LA PAROLA

Porta

Un varco porta sempre da qualche altra parte. Porta, appunto: voce del verbo portare, ma anche apertura creata in una parete per ottenere un attraversamento e, per estensione, accesso a qualche cosa. Porta, dal latino porta, significa infatti “passaggio”. Per la verità, la porta latina designava l’ingresso della città o di una fortezza, mentre per indicare il portone di una casa privata i romani usavano ianua e per una porta interna ostium.

In italiano sono tutte porte: quella di una città (Porta Pia a Roma, Porta Venezia a Milano, Porta Ravegnana a Bologna) come quella di un campo da calcio, da rugby, da hockey e da altri sport (tirare in porta), ma anche quella dell’armadio, del forno, del treno, dell’ascensore, ecc. Chi sta a dieta evita di aprire quella del frigorifero. Chi vuol fare una scampagnata va a fare una passeggiata fuori porta. Una porta Usb permette la trasmissione di dati ad alta velocità da un computer a una periferica digitale.

Knockin’ On Heaven’s Door, bussando alle porte del Paradiso, canta il premio Nobel Bob Dylan. Si tratta di porte in senso figurato, come quella dell’Inferno a cui probabilmente non occorre nemmeno bussare perché è sempre spalancata.

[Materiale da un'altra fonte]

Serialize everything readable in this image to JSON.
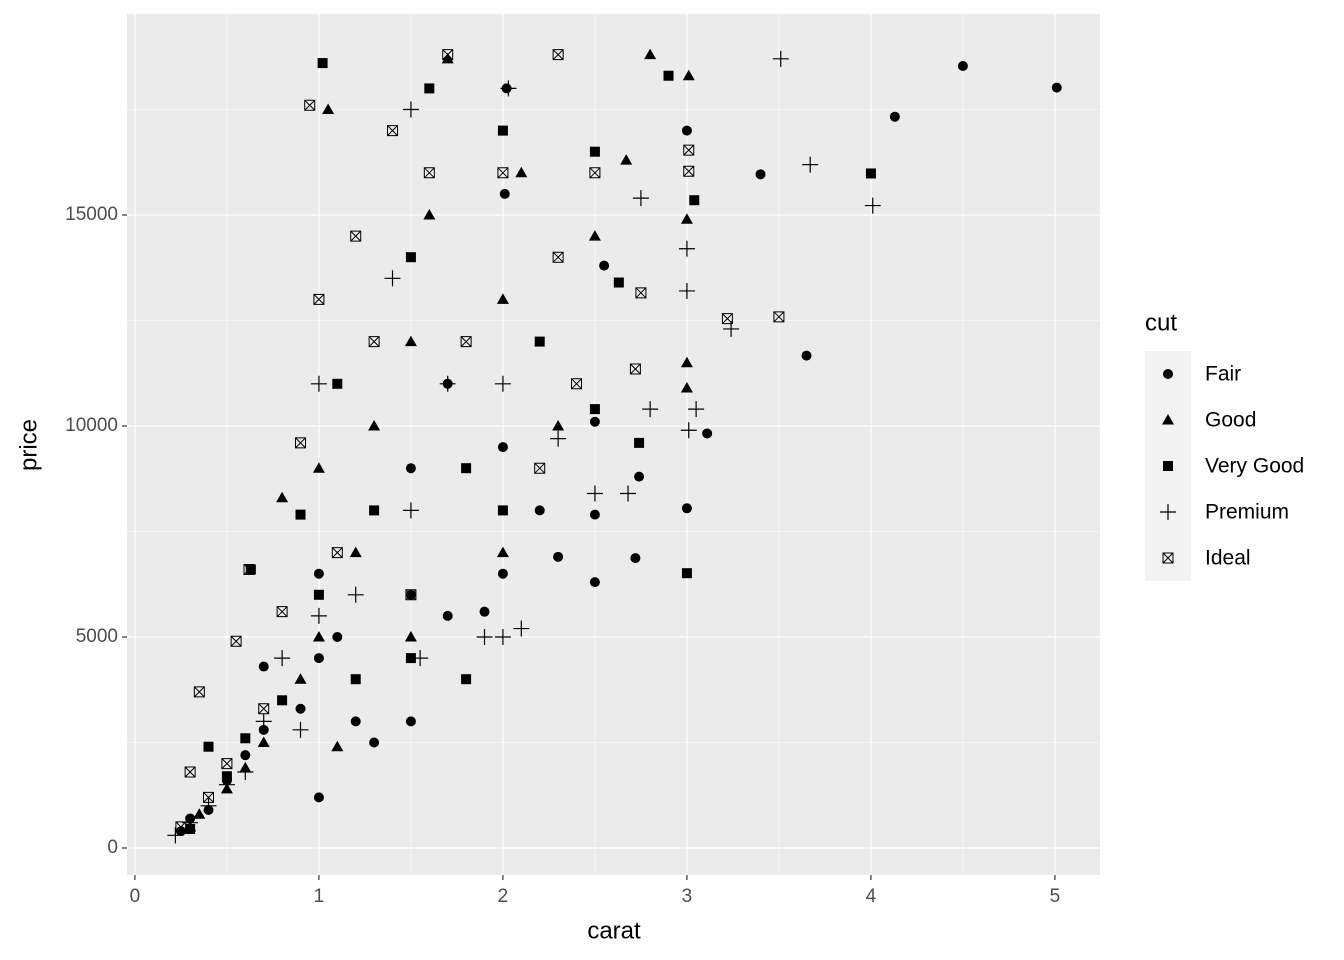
{
  "chart_data": {
    "type": "scatter",
    "x_label": "carat",
    "y_label": "price",
    "legend_title": "cut",
    "xlim": [
      -0.043,
      5.245
    ],
    "ylim": [
      -640,
      19763
    ],
    "xticks": [
      0,
      1,
      2,
      3,
      4,
      5
    ],
    "yticks": [
      0,
      5000,
      10000,
      15000
    ],
    "x_minor_grid": [
      0.5,
      1.5,
      2.5,
      3.5,
      4.5
    ],
    "y_minor_grid": [
      2500,
      7500,
      12500,
      17500
    ],
    "grid": true,
    "legend_position": "right",
    "series": [
      {
        "name": "Fair",
        "shape": "circle",
        "color": "#000000",
        "x": [
          0.25,
          0.3,
          0.4,
          0.5,
          0.6,
          0.7,
          0.7,
          0.9,
          1.0,
          1.0,
          1.0,
          1.1,
          1.2,
          1.3,
          1.5,
          1.5,
          1.5,
          1.7,
          1.7,
          2.0,
          2.0,
          2.01,
          2.02,
          2.2,
          2.3,
          2.5,
          2.5,
          2.72,
          2.74,
          3.0,
          3.0,
          3.11,
          3.4,
          3.65,
          4.13,
          4.5,
          5.01,
          2.5,
          2.55,
          1.9
        ],
        "values": [
          400,
          700,
          900,
          1600,
          2200,
          2800,
          4300,
          3300,
          1200,
          4500,
          6500,
          5000,
          3000,
          2500,
          3000,
          6000,
          9000,
          5500,
          11000,
          6500,
          9500,
          15500,
          18000,
          8000,
          6900,
          6300,
          7900,
          6870,
          8800,
          8050,
          17000,
          9823,
          15964,
          11668,
          17329,
          18531,
          18018,
          10100,
          13800,
          5600
        ]
      },
      {
        "name": "Good",
        "shape": "triangle",
        "color": "#000000",
        "x": [
          0.3,
          0.35,
          0.5,
          0.7,
          0.8,
          0.9,
          1.0,
          1.0,
          1.05,
          1.1,
          1.2,
          1.3,
          1.5,
          1.5,
          1.7,
          2.0,
          2.0,
          2.1,
          2.3,
          2.5,
          2.67,
          2.8,
          3.0,
          3.0,
          3.0,
          3.01,
          1.6,
          0.6
        ],
        "values": [
          500,
          800,
          1400,
          2500,
          8300,
          4000,
          5000,
          9000,
          17500,
          2400,
          7000,
          10000,
          5000,
          12000,
          18700,
          7000,
          13000,
          16000,
          10000,
          14500,
          16300,
          18800,
          14900,
          11500,
          10900,
          18300,
          15000,
          1900
        ]
      },
      {
        "name": "Very Good",
        "shape": "square",
        "color": "#000000",
        "x": [
          0.3,
          0.4,
          0.5,
          0.6,
          0.63,
          0.8,
          0.9,
          1.0,
          1.02,
          1.1,
          1.2,
          1.3,
          1.5,
          1.5,
          1.6,
          1.8,
          2.0,
          2.0,
          2.2,
          2.5,
          2.5,
          2.74,
          2.63,
          3.0,
          3.04,
          4.0,
          2.9,
          1.8
        ],
        "values": [
          450,
          2400,
          1700,
          2600,
          6600,
          3500,
          7900,
          6000,
          18600,
          11000,
          4000,
          8000,
          4500,
          14000,
          18000,
          9000,
          8000,
          17000,
          12000,
          10400,
          16500,
          9600,
          13400,
          6512,
          15350,
          15984,
          18300,
          4000
        ]
      },
      {
        "name": "Premium",
        "shape": "plus",
        "color": "#000000",
        "x": [
          0.22,
          0.3,
          0.4,
          0.5,
          0.6,
          0.7,
          0.8,
          0.9,
          1.0,
          1.0,
          1.2,
          1.4,
          1.5,
          1.55,
          1.7,
          1.9,
          2.0,
          2.1,
          2.0,
          2.03,
          2.3,
          2.5,
          2.68,
          2.75,
          3.0,
          3.0,
          3.01,
          3.05,
          3.24,
          3.51,
          3.67,
          4.01,
          2.8,
          1.5
        ],
        "values": [
          300,
          600,
          1000,
          1500,
          1800,
          3000,
          4500,
          2800,
          5500,
          11000,
          6000,
          13500,
          8000,
          4500,
          11000,
          5000,
          5000,
          5200,
          11000,
          18000,
          9700,
          8400,
          8400,
          15400,
          13200,
          14200,
          9900,
          10400,
          12300,
          18701,
          16193,
          15223,
          10400,
          17500
        ]
      },
      {
        "name": "Ideal",
        "shape": "square-cross",
        "color": "#000000",
        "x": [
          0.25,
          0.3,
          0.4,
          0.5,
          0.55,
          0.62,
          0.7,
          0.8,
          0.9,
          0.95,
          1.0,
          1.1,
          1.2,
          1.3,
          1.4,
          1.5,
          1.6,
          1.7,
          1.8,
          2.0,
          2.2,
          2.3,
          2.4,
          2.5,
          2.72,
          2.75,
          3.01,
          3.01,
          3.22,
          3.5,
          0.35,
          2.3
        ],
        "values": [
          500,
          1800,
          1200,
          2000,
          4900,
          6600,
          3300,
          5600,
          9600,
          17600,
          13000,
          7000,
          14500,
          12000,
          17000,
          6000,
          16000,
          18800,
          12000,
          16000,
          9000,
          14000,
          11000,
          16000,
          11350,
          13156,
          16538,
          16037,
          12545,
          12587,
          3700,
          18800
        ]
      }
    ]
  }
}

La porta santa, invece, è vera: è una porta murata che si trova nelle basiliche patriarcali di Roma e che viene aperta negli anni del Giubileo della Chiesa cattolica. «Lasciate ogni speranza, voi ch’intrate», è la scritta terribile che si legge sulla porta dell’Inferno dantesco. Nel Vangelo secondo Matteo Gesù dà una raccomandazione precisa: «Entrate per la porta stretta, perché larga è la porta e spaziosa la via che conduce alla perdizione, e molti sono quelli che entrano per essa; quanto stretta invece è la porta e angusta la via che conduce alla vita, e quanto pochi sono quelli che la trovano!». Ma Cristo dice anche, secondo Giovanni: «Io sono la porta: chi entrerà attraverso me sarà salvo…».

Nella realtà, come nella metafora, ci sono porte blindate che sono difficili da forzare e porte girevoli attraverso le quali si può entrare e uscire a piacimento. Si possono sprangare o spalancare le porte, si può bussare educatamente o buttare giù una porta. Si può avere alle porte il nemico o la guerra ma anche la vittoria o la primavera. Un processo può essere a porte aperte o chiuse. Chi se ne va prende la porta, mentre chi è sgradito e non se ne vuole andare viene messo alla porta. A chi si vuole opporre un fermo e sgarbato rifiuto si chiude la porta in faccia. Quando si sfonda una porta aperta si è cercato di dimostrare qualcosa di ovvio e su cui tutti concordano. C’è chi trova tutte le porte aperte e chi tutte chiuse. Però non è necessario bussare a cento porte per ottenere qualcosa, basta bussare a quella giusta. Così come per aprire una porta occorre avere la sua chiave. Quando le cose vanno male, però, ci si può consolare pensando che spesso quando si chiude una porta si apre un portone. E tenere le preoccupazioni fuori dalla porta.

Non aprite quella porta, raccomanda il titolo di un famoso film horror di Tobe Hooper. La nona porta è un film di Roman Polanski che gira attorno a un libro esoterico. Porte aperte è uno dei romanzi più importanti di Leonardo Sciascia (portato al cinema da Gianni Amelio), che prende il titolo da un modo di dire popolare: durante il fascismo si poteva dormire con le porte aperte (c’era però qualche altro problema, ndr). The Doors è stato il mitico gruppo rock fondato da Jim Morrison. La porta è un topos della letteratura fantasy: permette l’accesso a mondi altri, il passaggio immediato in luoghi distanti nello spazio o nel tempo.

In definitiva una porta prevede sempre un aldilà, dove andare a vedere oppure no.